4 thoughts on “Bernanke calls for a 4% inflation target

  1. Go on, say it: Inflation will run away, USA can't afford future debt burden and only option will be to default on foreign payments. Chinese, Japanese and Saudis need to wake up.

  2. I don't know how many times the US authorities have managed to inflate their way out of trouble with deficits in the past and dump the consequences on others – the poor and foreigners.

    I cannot see this as a durable or equitable solution this time. It is time a global debate took place on the issues of control of population, distribution of wealth and an economic model that is inclusive of all of working age. Without such the chances of revolution will increase – we don't want that.

    The world at large is being distanced more and more from inclusion by dubious economics.

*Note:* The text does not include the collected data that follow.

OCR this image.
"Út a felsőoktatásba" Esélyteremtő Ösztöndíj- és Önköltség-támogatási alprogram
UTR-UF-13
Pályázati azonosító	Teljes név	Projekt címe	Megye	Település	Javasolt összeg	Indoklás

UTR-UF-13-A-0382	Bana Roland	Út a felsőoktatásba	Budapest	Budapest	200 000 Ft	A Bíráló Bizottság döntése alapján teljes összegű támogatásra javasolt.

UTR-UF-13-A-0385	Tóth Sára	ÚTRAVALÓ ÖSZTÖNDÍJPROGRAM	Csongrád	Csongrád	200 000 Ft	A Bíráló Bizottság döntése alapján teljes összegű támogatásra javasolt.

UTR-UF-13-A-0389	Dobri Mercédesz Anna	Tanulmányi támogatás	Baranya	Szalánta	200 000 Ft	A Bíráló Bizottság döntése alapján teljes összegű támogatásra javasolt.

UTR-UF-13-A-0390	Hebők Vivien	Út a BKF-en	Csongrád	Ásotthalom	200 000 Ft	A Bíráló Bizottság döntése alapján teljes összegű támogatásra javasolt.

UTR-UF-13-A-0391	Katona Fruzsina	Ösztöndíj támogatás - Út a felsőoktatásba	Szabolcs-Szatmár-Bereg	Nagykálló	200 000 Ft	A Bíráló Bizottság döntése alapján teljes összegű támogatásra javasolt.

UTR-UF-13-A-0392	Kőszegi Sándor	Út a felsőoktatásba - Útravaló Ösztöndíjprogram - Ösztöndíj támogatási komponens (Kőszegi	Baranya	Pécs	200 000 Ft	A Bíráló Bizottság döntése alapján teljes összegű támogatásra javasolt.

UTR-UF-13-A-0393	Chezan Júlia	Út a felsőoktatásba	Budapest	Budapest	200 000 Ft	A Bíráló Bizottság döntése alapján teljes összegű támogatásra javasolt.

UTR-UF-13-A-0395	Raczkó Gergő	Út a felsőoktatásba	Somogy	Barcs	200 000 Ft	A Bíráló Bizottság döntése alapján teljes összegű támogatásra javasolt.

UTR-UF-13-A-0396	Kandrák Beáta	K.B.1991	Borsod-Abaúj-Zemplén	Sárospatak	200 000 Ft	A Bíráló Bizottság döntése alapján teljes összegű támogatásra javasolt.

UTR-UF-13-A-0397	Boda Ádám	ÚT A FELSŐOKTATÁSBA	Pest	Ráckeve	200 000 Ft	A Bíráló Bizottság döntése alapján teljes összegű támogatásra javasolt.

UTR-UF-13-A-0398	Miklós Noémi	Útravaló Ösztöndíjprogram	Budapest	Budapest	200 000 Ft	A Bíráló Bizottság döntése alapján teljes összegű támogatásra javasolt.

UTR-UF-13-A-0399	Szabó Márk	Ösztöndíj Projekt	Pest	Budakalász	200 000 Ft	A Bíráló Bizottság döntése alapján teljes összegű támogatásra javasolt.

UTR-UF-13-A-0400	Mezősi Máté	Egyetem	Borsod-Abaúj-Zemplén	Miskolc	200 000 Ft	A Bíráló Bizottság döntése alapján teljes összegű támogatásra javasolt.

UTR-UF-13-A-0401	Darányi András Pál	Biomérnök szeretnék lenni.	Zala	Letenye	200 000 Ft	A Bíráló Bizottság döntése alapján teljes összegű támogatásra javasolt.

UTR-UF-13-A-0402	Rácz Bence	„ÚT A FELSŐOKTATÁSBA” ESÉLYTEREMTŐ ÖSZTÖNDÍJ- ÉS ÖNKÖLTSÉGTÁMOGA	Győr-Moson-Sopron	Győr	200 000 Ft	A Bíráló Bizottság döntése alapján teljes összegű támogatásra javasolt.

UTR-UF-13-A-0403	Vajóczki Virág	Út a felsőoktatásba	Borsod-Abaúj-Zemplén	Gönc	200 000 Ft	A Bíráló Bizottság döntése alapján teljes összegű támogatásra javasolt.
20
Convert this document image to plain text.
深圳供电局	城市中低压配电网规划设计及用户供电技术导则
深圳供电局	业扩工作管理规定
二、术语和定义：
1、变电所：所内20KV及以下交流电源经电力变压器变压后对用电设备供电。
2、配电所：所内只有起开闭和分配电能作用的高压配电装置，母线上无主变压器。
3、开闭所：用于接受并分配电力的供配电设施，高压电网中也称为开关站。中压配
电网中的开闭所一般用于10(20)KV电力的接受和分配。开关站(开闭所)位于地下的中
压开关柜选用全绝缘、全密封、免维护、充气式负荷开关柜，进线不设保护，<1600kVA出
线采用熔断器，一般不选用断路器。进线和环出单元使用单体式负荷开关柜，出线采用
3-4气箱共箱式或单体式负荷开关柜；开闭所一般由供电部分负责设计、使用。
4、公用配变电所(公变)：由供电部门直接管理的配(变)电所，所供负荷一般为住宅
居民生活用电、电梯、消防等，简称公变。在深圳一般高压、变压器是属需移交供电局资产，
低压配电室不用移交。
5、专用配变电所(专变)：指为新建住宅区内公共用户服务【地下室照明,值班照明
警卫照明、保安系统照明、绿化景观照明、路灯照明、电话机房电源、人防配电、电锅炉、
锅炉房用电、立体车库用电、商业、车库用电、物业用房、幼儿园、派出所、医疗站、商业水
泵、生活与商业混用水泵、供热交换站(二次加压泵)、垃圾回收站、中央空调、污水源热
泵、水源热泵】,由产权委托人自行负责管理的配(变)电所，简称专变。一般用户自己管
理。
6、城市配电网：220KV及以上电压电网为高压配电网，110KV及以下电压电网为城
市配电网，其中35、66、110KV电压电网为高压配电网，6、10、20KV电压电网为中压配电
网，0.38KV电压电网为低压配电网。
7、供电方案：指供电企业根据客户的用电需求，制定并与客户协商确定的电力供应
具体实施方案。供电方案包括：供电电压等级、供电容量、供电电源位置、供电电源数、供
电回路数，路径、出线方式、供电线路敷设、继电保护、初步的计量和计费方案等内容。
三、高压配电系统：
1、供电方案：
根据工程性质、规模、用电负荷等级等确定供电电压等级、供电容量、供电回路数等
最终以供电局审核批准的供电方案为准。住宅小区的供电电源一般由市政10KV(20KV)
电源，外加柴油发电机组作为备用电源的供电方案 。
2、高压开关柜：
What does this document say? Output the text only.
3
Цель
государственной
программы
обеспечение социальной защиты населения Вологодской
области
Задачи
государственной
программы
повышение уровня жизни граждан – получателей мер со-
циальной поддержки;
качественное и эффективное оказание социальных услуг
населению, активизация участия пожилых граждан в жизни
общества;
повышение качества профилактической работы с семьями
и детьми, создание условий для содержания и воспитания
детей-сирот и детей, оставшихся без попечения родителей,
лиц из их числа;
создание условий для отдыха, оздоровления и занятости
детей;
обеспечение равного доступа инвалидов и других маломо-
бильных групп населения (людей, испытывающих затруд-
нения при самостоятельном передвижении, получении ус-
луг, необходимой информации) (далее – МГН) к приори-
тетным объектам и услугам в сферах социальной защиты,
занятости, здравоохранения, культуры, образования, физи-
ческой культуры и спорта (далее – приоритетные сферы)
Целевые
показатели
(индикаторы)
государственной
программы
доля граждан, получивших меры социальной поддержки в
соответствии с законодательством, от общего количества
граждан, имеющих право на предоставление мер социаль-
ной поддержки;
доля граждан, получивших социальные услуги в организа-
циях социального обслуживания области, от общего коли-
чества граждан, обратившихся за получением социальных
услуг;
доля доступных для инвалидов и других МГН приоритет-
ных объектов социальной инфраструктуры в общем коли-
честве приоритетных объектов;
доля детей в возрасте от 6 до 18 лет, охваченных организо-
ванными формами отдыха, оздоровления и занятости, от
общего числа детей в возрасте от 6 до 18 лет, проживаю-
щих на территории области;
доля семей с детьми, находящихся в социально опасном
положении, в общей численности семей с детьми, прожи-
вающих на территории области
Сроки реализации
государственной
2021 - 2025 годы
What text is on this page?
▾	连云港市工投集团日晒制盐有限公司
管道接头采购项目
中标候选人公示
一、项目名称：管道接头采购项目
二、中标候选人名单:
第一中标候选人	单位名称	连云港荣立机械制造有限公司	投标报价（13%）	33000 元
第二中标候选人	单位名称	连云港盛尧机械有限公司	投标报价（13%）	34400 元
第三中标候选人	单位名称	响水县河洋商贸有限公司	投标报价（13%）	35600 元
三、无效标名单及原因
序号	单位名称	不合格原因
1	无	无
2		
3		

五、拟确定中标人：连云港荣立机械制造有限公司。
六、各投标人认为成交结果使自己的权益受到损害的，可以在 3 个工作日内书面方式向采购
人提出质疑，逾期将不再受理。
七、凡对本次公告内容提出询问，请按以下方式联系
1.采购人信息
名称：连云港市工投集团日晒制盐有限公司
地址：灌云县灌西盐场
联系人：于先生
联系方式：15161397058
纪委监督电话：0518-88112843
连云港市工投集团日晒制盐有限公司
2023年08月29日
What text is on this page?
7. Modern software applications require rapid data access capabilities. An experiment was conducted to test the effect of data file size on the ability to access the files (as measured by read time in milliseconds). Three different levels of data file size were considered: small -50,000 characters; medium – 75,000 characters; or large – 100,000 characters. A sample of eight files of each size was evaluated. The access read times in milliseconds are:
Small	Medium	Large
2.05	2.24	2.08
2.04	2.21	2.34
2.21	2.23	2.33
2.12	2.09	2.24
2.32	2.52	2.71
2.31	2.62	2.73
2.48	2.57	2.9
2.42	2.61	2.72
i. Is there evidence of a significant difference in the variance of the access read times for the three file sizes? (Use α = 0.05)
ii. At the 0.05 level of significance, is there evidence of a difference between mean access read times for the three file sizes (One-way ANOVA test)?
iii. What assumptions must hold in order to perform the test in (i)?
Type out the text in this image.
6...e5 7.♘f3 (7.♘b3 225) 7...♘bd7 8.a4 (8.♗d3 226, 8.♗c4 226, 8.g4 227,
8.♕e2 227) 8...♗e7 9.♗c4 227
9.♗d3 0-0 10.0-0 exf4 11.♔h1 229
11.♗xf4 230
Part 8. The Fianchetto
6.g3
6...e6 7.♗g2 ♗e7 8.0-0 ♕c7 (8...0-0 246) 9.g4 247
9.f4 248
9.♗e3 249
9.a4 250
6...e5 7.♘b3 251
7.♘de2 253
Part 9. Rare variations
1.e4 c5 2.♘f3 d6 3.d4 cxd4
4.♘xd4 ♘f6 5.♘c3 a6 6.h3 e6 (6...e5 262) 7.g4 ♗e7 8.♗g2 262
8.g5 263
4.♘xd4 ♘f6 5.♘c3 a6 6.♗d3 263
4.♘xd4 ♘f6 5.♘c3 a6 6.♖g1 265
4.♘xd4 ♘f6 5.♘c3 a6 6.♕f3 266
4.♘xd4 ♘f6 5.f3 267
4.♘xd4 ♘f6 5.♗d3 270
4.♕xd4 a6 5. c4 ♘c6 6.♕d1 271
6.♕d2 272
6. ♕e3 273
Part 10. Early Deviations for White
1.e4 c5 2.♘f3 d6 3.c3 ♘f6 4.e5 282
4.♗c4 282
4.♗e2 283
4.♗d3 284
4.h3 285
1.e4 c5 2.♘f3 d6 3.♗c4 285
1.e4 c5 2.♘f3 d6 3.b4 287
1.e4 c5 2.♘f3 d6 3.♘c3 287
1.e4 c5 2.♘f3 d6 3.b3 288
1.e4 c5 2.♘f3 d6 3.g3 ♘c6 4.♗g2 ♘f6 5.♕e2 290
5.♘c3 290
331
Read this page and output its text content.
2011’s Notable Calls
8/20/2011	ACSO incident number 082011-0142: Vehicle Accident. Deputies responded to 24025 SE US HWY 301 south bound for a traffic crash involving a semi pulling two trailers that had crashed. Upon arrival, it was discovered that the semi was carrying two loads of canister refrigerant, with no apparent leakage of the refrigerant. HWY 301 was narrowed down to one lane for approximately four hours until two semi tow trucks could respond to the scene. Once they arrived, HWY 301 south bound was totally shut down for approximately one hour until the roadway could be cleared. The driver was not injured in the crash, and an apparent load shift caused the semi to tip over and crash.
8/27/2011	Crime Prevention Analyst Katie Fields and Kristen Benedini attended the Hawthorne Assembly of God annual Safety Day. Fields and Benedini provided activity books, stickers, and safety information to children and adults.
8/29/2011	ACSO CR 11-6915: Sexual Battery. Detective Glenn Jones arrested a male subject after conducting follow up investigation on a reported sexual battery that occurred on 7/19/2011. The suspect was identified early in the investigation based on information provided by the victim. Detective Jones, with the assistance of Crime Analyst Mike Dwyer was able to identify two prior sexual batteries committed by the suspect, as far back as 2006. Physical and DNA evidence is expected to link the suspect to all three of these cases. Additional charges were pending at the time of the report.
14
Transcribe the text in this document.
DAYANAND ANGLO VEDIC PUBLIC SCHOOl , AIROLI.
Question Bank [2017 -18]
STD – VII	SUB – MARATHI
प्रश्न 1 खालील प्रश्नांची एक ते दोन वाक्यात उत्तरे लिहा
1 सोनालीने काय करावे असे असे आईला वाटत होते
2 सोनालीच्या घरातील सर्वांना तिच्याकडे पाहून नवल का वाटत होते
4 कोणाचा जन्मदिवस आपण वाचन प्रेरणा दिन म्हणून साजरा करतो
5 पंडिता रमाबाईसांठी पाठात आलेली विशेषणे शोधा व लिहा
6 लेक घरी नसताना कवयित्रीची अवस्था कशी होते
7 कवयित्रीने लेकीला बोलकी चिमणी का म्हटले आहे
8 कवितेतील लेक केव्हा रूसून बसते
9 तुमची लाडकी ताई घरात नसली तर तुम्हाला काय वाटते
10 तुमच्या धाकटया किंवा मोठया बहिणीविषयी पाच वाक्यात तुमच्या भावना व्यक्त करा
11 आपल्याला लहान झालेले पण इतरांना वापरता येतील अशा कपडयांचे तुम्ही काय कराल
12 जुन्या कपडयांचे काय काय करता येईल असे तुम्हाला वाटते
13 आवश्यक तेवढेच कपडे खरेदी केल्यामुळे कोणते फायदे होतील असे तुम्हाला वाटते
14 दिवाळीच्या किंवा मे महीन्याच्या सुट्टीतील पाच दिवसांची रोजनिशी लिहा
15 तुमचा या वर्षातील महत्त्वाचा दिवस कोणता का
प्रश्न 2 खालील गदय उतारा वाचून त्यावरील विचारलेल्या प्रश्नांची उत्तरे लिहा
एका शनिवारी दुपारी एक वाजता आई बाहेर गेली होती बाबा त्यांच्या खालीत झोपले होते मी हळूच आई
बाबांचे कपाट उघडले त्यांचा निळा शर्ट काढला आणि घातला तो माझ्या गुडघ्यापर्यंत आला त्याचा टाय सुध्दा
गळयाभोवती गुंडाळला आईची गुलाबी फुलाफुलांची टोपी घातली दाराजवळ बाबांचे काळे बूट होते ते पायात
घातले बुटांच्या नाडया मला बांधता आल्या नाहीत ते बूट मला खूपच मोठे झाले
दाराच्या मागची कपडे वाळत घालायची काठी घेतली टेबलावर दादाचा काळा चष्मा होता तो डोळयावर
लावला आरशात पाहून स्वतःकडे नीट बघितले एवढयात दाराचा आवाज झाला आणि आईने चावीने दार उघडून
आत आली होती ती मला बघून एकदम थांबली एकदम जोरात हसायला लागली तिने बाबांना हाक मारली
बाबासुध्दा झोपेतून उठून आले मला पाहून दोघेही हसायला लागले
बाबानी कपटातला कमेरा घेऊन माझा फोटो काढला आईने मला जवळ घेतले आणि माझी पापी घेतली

  3. The real frightener is that "50% of the US Treasury market matures in the next 3 years"! Jim – how much is that on top of the defecit funded by additional Treasury sales?
    If they can "con" the market into expecting Japanese yields on Treasuries and start funding further up the yield curve (notice how the 30 year got a reprive this week when everyone thought the "QE2" announcement excluded it – indeed it was absent but they have been making it up as they go along for some time now…) they could park  a fair lump of debt out there at a very low yield and then of course they'd have to find something else to worry about!
    There is a technical term for this of course – FUBAR

  4. Bernanke likes to remind everyone that he is an expert on the great depression and knows how to prevent it from happening again in the US. Apparently he is also an expert on Japan and its struggle with chronic deflation following its housing bubble in the 1980's. In fact Bernanke wrote an article in 2000 titled "Japanese Monetary Policy: A Case of Self-Induced Paralysis," where he goes on to lecture BOJ officials about what they could and should have done differently in order to to avoid a deflationary outcome. He goes on to postulate that the BOJ was not trying hard enough to stimulate the economy and that 0% interest rates are just one tool to beat deflation. The Fed Chairmen even goes so far as to assert that he knows how to escape a liquidity trap caused by 0% interest rates. The reason I bring this up is because it gives people a good idea of what Bernanke's next move may be. The US is dangerously close to falling into the dreaded "liquidity trap" as deflation takes hold and monetary policy loses its effectiveness.